O Brasil concluiu a ratificação dos acordos de livre comércio do Mercosul com a Associação Europeia de Livre Comércio (EFTA) e com Singapura, com o objetivo de ampliar mercados para produtos nacionais. Os instrumentos de ratificação foram depositados em 30 de junho junto ao governo do Paraguai, que presidiu o Mercosul no primeiro semestre, encerrando a etapa brasileira dos dois processos.

A confirmação da conclusão dos trâmites foi divulgada nesta quinta-feira (2) pelos Ministérios das Relações Exteriores; da Agricultura; e do Desenvolvimento, Indústria, Comércio e Serviços (MDIC).

Mercado europeu

O acordo entre o Mercosul e a EFTA — bloco formado por Islândia, Liechtenstein, Noruega e Suíça — foi assinado no Rio de Janeiro em setembro de 2025. Considerado em conjunto com o bloco sul-americano, o tratado abrange um mercado de mais de 280 milhões de consumidores.

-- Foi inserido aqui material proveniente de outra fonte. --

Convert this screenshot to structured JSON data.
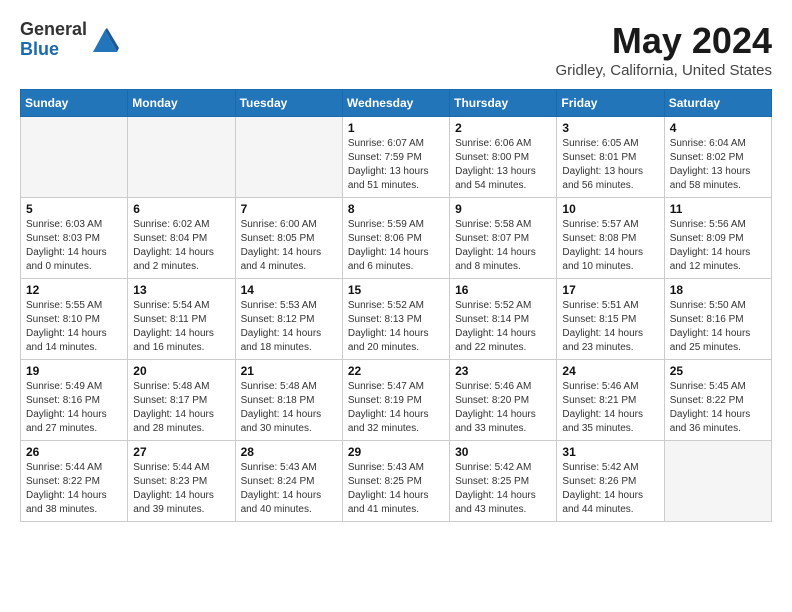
{
  "header": {
    "logo_general": "General",
    "logo_blue": "Blue",
    "month_title": "May 2024",
    "location": "Gridley, California, United States"
  },
  "days_of_week": [
    "Sunday",
    "Monday",
    "Tuesday",
    "Wednesday",
    "Thursday",
    "Friday",
    "Saturday"
  ],
  "weeks": [
    [
      {
        "day": "",
        "info": ""
      },
      {
        "day": "",
        "info": ""
      },
      {
        "day": "",
        "info": ""
      },
      {
        "day": "1",
        "info": "Sunrise: 6:07 AM\nSunset: 7:59 PM\nDaylight: 13 hours\nand 51 minutes."
      },
      {
        "day": "2",
        "info": "Sunrise: 6:06 AM\nSunset: 8:00 PM\nDaylight: 13 hours\nand 54 minutes."
      },
      {
        "day": "3",
        "info": "Sunrise: 6:05 AM\nSunset: 8:01 PM\nDaylight: 13 hours\nand 56 minutes."
      },
      {
        "day": "4",
        "info": "Sunrise: 6:04 AM\nSunset: 8:02 PM\nDaylight: 13 hours\nand 58 minutes."
      }
    ],
    [
      {
        "day": "5",
        "info": "Sunrise: 6:03 AM\nSunset: 8:03 PM\nDaylight: 14 hours\nand 0 minutes."
      },
      {
        "day": "6",
        "info": "Sunrise: 6:02 AM\nSunset: 8:04 PM\nDaylight: 14 hours\nand 2 minutes."
      },
      {
        "day": "7",
        "info": "Sunrise: 6:00 AM\nSunset: 8:05 PM\nDaylight: 14 hours\nand 4 minutes."
      },
      {
        "day": "8",
        "info": "Sunrise: 5:59 AM\nSunset: 8:06 PM\nDaylight: 14 hours\nand 6 minutes."
      },
      {
        "day": "9",
        "info": "Sunrise: 5:58 AM\nSunset: 8:07 PM\nDaylight: 14 hours\nand 8 minutes."
      },
      {
        "day": "10",
        "info": "Sunrise: 5:57 AM\nSunset: 8:08 PM\nDaylight: 14 hours\nand 10 minutes."
      },
      {
        "day": "11",
        "info": "Sunrise: 5:56 AM\nSunset: 8:09 PM\nDaylight: 14 hours\nand 12 minutes."
      }
    ],
    [
      {
        "day": "12",
        "info": "Sunrise: 5:55 AM\nSunset: 8:10 PM\nDaylight: 14 hours\nand 14 minutes."
      },
      {
        "day": "13",
        "info": "Sunrise: 5:54 AM\nSunset: 8:11 PM\nDaylight: 14 hours\nand 16 minutes."
      },
      {
        "day": "14",
        "info": "Sunrise: 5:53 AM\nSunset: 8:12 PM\nDaylight: 14 hours\nand 18 minutes."
      },
      {
        "day": "15",
        "info": "Sunrise: 5:52 AM\nSunset: 8:13 PM\nDaylight: 14 hours\nand 20 minutes."
      },
      {
        "day": "16",
        "info": "Sunrise: 5:52 AM\nSunset: 8:14 PM\nDaylight: 14 hours\nand 22 minutes."
      },
      {
        "day": "17",
        "info": "Sunrise: 5:51 AM\nSunset: 8:15 PM\nDaylight: 14 hours\nand 23 minutes."
      },
      {
        "day": "18",
        "info": "Sunrise: 5:50 AM\nSunset: 8:16 PM\nDaylight: 14 hours\nand 25 minutes."
      }
    ],
    [
      {
        "day": "19",
        "info": "Sunrise: 5:49 AM\nSunset: 8:16 PM\nDaylight: 14 hours\nand 27 minutes."
      },
      {
        "day": "20",
        "info": "Sunrise: 5:48 AM\nSunset: 8:17 PM\nDaylight: 14 hours\nand 28 minutes."
      },
      {
        "day": "21",
        "info": "Sunrise: 5:48 AM\nSunset: 8:18 PM\nDaylight: 14 hours\nand 30 minutes."
      },
      {
        "day": "22",
        "info": "Sunrise: 5:47 AM\nSunset: 8:19 PM\nDaylight: 14 hours\nand 32 minutes."
      },
      {
        "day": "23",
        "info": "Sunrise: 5:46 AM\nSunset: 8:20 PM\nDaylight: 14 hours\nand 33 minutes."
      },
      {
        "day": "24",
        "info": "Sunrise: 5:46 AM\nSunset: 8:21 PM\nDaylight: 14 hours\nand 35 minutes."
      },
      {
        "day": "25",
        "info": "Sunrise: 5:45 AM\nSunset: 8:22 PM\nDaylight: 14 hours\nand 36 minutes."
      }
    ],
    [
      {
        "day": "26",
        "info": "Sunrise: 5:44 AM\nSunset: 8:22 PM\nDaylight: 14 hours\nand 38 minutes."
      },
      {
        "day": "27",
        "info": "Sunrise: 5:44 AM\nSunset: 8:23 PM\nDaylight: 14 hours\nand 39 minutes."
      },
      {
        "day": "28",
        "info": "Sunrise: 5:43 AM\nSunset: 8:24 PM\nDaylight: 14 hours\nand 40 minutes."
      },
      {
        "day": "29",
        "info": "Sunrise: 5:43 AM\nSunset: 8:25 PM\nDaylight: 14 hours\nand 41 minutes."
      },
      {
        "day": "30",
        "info": "Sunrise: 5:42 AM\nSunset: 8:25 PM\nDaylight: 14 hours\nand 43 minutes."
      },
      {
        "day": "31",
        "info": "Sunrise: 5:42 AM\nSunset: 8:26 PM\nDaylight: 14 hours\nand 44 minutes."
      },
      {
        "day": "",
        "info": ""
      }
    ]
  ]
}
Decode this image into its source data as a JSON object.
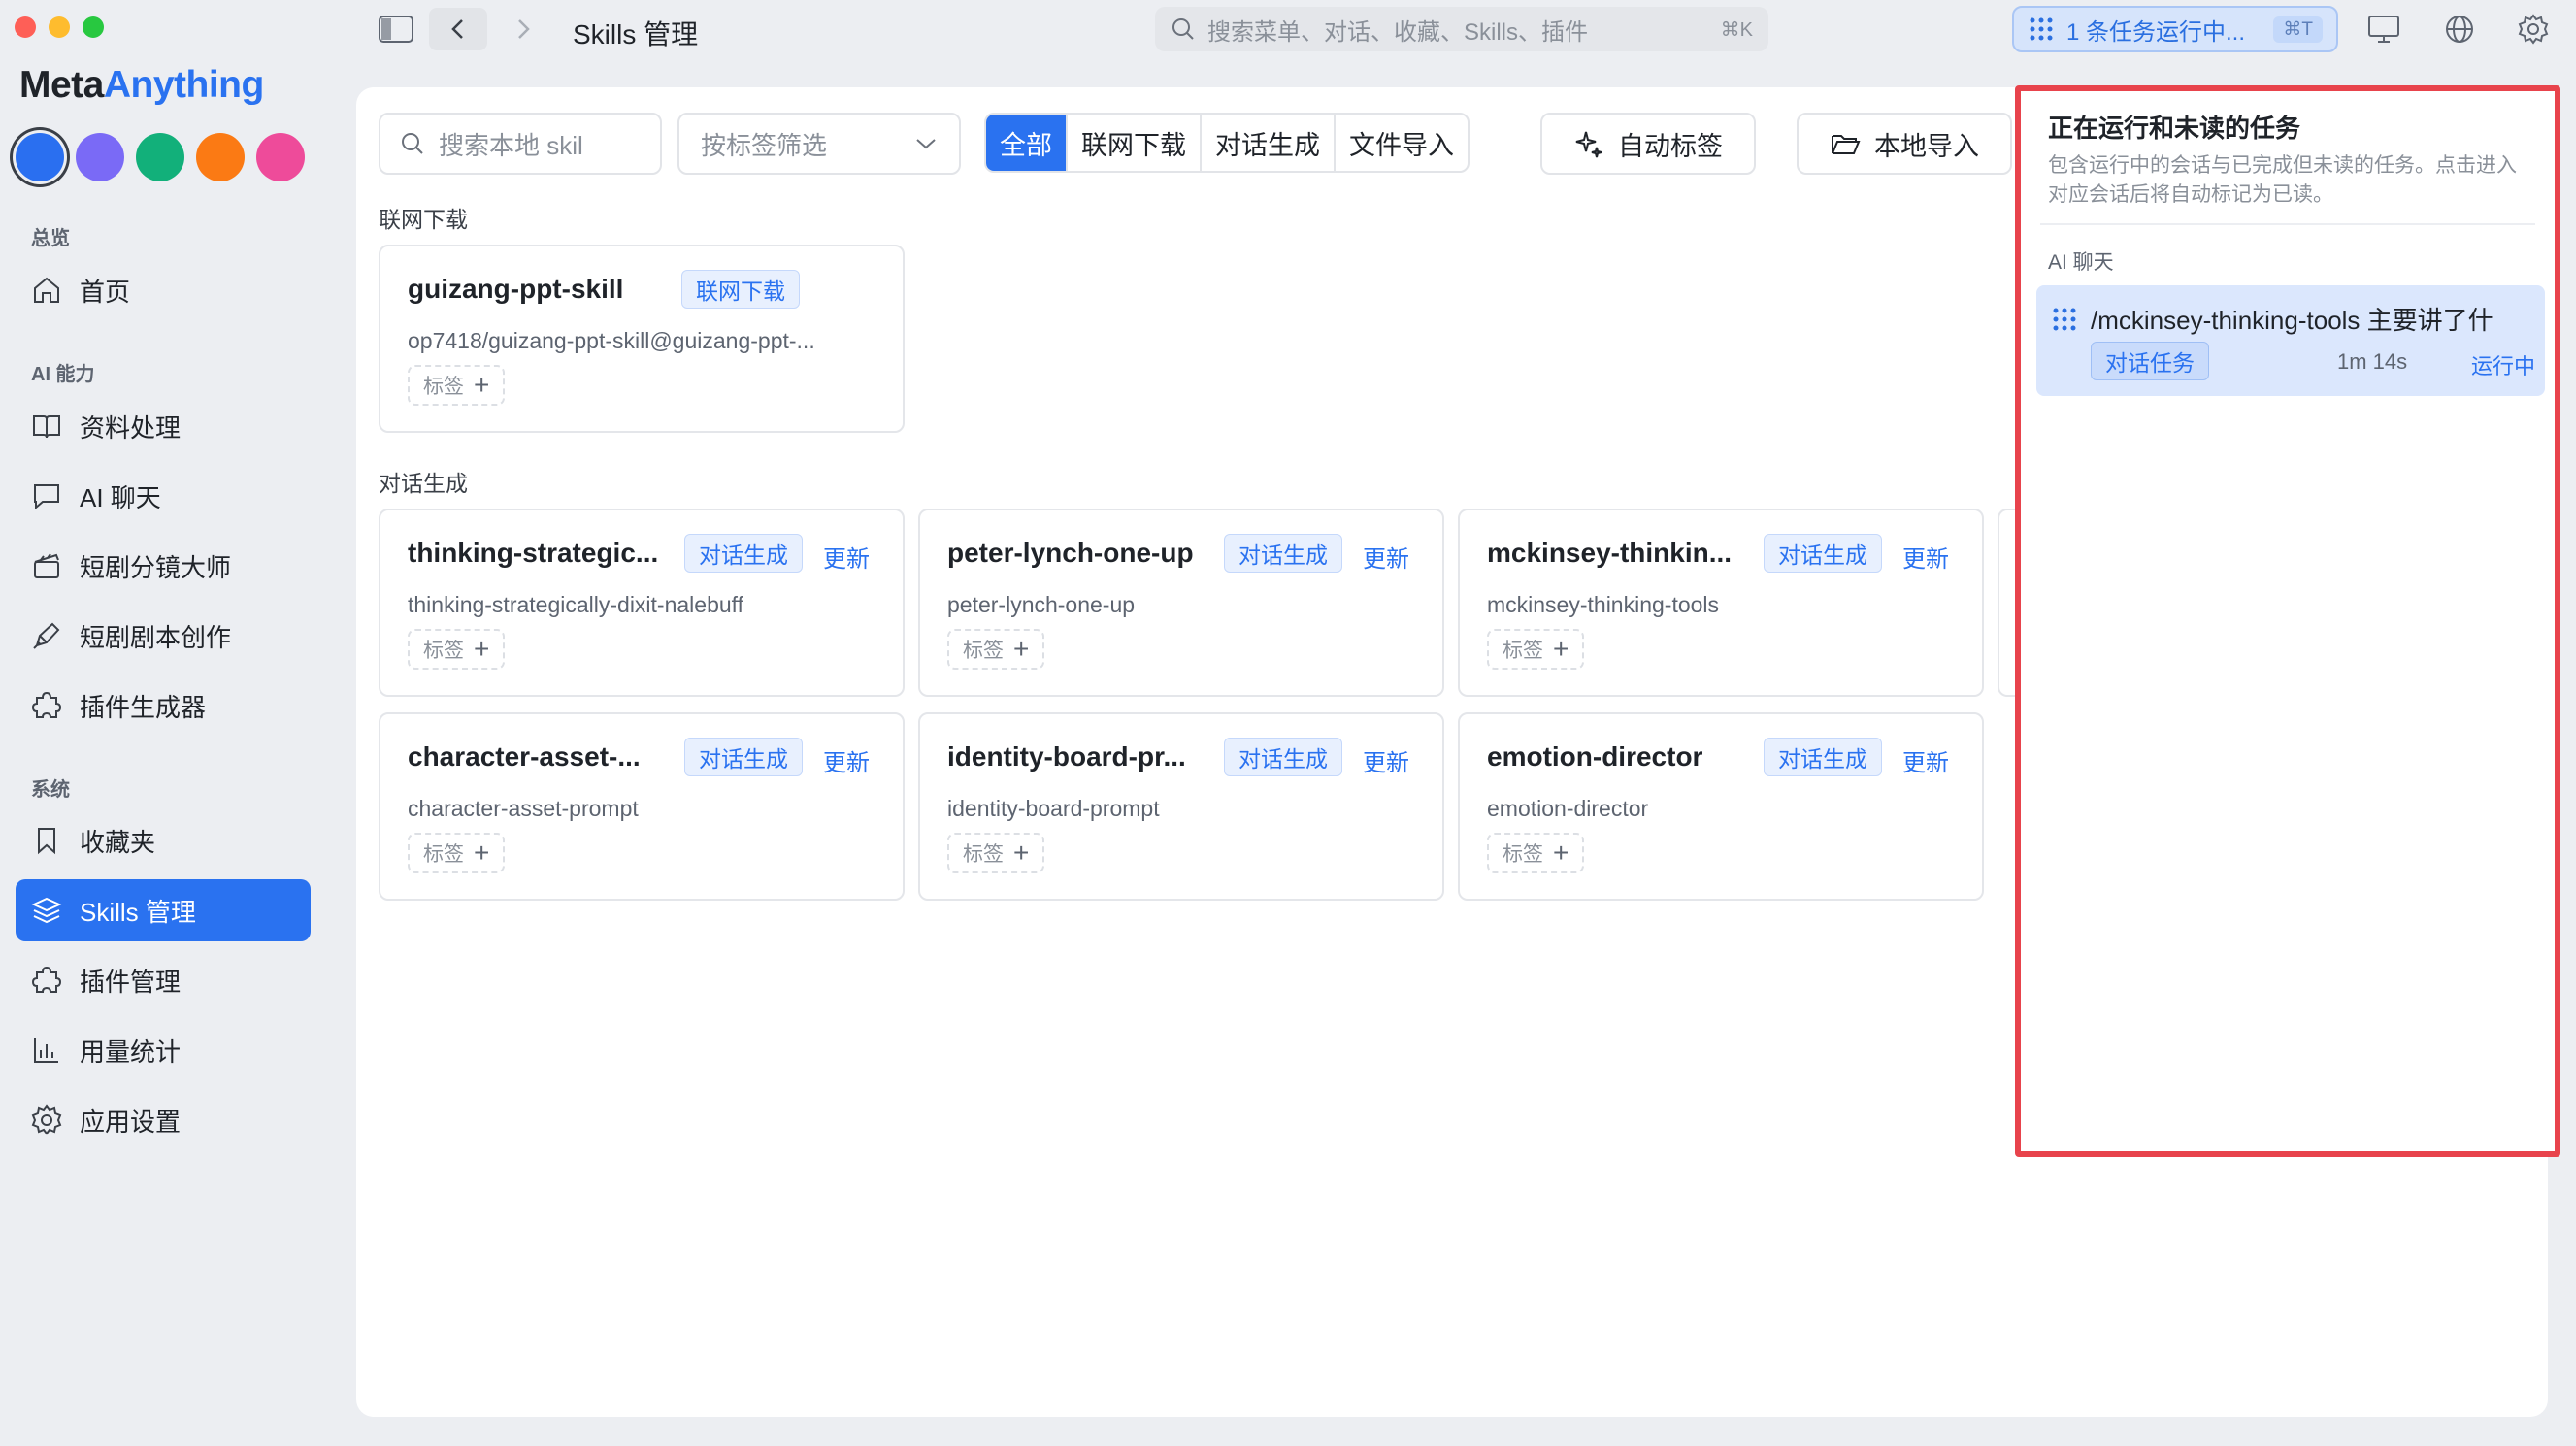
{
  "window": {
    "page_title": "Skills 管理",
    "search_placeholder": "搜索菜单、对话、收藏、Skills、插件",
    "search_shortcut": "⌘K",
    "task_pill_label": "1 条任务运行中...",
    "task_pill_shortcut": "⌘T"
  },
  "sidebar": {
    "logo_part1": "Meta",
    "logo_part2": "Anything",
    "theme_colors": [
      "#2a6ff0",
      "#7a6af6",
      "#12b07a",
      "#fb7a14",
      "#ee4b9a"
    ],
    "sections": [
      {
        "label": "总览",
        "items": [
          {
            "label": "首页",
            "icon": "home-icon"
          }
        ]
      },
      {
        "label": "AI 能力",
        "items": [
          {
            "label": "资料处理",
            "icon": "book-icon"
          },
          {
            "label": "AI 聊天",
            "icon": "chat-icon"
          },
          {
            "label": "短剧分镜大师",
            "icon": "clapper-icon"
          },
          {
            "label": "短剧剧本创作",
            "icon": "pen-icon"
          },
          {
            "label": "插件生成器",
            "icon": "puzzle-icon"
          }
        ]
      },
      {
        "label": "系统",
        "items": [
          {
            "label": "收藏夹",
            "icon": "bookmark-icon"
          },
          {
            "label": "Skills 管理",
            "icon": "layers-icon",
            "active": true
          },
          {
            "label": "插件管理",
            "icon": "puzzle-icon"
          },
          {
            "label": "用量统计",
            "icon": "bar-chart-icon"
          },
          {
            "label": "应用设置",
            "icon": "gear-icon"
          }
        ]
      }
    ]
  },
  "toolbar": {
    "search_placeholder": "搜索本地 skil",
    "tag_filter_placeholder": "按标签筛选",
    "filters": [
      "全部",
      "联网下载",
      "对话生成",
      "文件导入"
    ],
    "auto_tag_label": "自动标签",
    "local_import_label": "本地导入"
  },
  "groups": [
    {
      "label": "联网下载",
      "cards": [
        {
          "name": "guizang-ppt-skill",
          "source": "联网下载",
          "update": "",
          "subtitle": "op7418/guizang-ppt-skill@guizang-ppt-...",
          "tag_label": "标签"
        }
      ]
    },
    {
      "label": "对话生成",
      "cards": [
        {
          "name": "thinking-strategic...",
          "source": "对话生成",
          "update": "更新",
          "subtitle": "thinking-strategically-dixit-nalebuff",
          "tag_label": "标签"
        },
        {
          "name": "peter-lynch-one-up",
          "source": "对话生成",
          "update": "更新",
          "subtitle": "peter-lynch-one-up",
          "tag_label": "标签"
        },
        {
          "name": "mckinsey-thinkin...",
          "source": "对话生成",
          "update": "更新",
          "subtitle": "mckinsey-thinking-tools",
          "tag_label": "标签"
        },
        {
          "name": "character-asset-...",
          "source": "对话生成",
          "update": "更新",
          "subtitle": "character-asset-prompt",
          "tag_label": "标签"
        },
        {
          "name": "identity-board-pr...",
          "source": "对话生成",
          "update": "更新",
          "subtitle": "identity-board-prompt",
          "tag_label": "标签"
        },
        {
          "name": "emotion-director",
          "source": "对话生成",
          "update": "更新",
          "subtitle": "emotion-director",
          "tag_label": "标签"
        }
      ]
    }
  ],
  "popover": {
    "title": "正在运行和未读的任务",
    "description": "包含运行中的会话与已完成但未读的任务。点击进入对应会话后将自动标记为已读。",
    "section_label": "AI 聊天",
    "task": {
      "title": "/mckinsey-thinking-tools 主要讲了什",
      "badge": "对话任务",
      "duration": "1m 14s",
      "status": "运行中"
    }
  }
}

Com a entrada em vigor, cerca de 99% do valor das exportações brasileiras para os países da EFTA terão acesso preferencial ao mercado. Em 2025, a corrente de comércio entre o Brasil e a EFTA totalizou US$ 7,8 bilhões, sendo US$ 3,8 bilhões referentes a exportações brasileiras, um aumento de 22,9% em relação a 2024.

O texto do acordo prevê a eliminação de tarifas para praticamente todos os produtos industriais e pesqueiros, além da abertura de cotas para itens agropecuários brasileiros, como carnes, milho, mel e óleos vegetais.

Acesso asiático

O pacto com Singapura foi assinado em dezembro de 2023, na 63ª Cúpula do Mercosul, e representa o primeiro tratado de livre comércio do bloco com um país do Sudeste Asiático. Para o Brasil, o acordo passa a vigorar em 1º de agosto e garante tarifa zero para 100% das exportações brasileiras destinadas a Singapura.

Em 2025, a corrente de comércio entre Brasil e Singapura alcançou US$ 10,7 bilhões, com exportações brasileiras de US$ 7,4 bilhões e superávit comercial de US$ 4,1 bilhões. Entre os principais produtos vendidos ao país asiático estão óleos combustíveis, máquinas e carnes bovina, suína e de aves.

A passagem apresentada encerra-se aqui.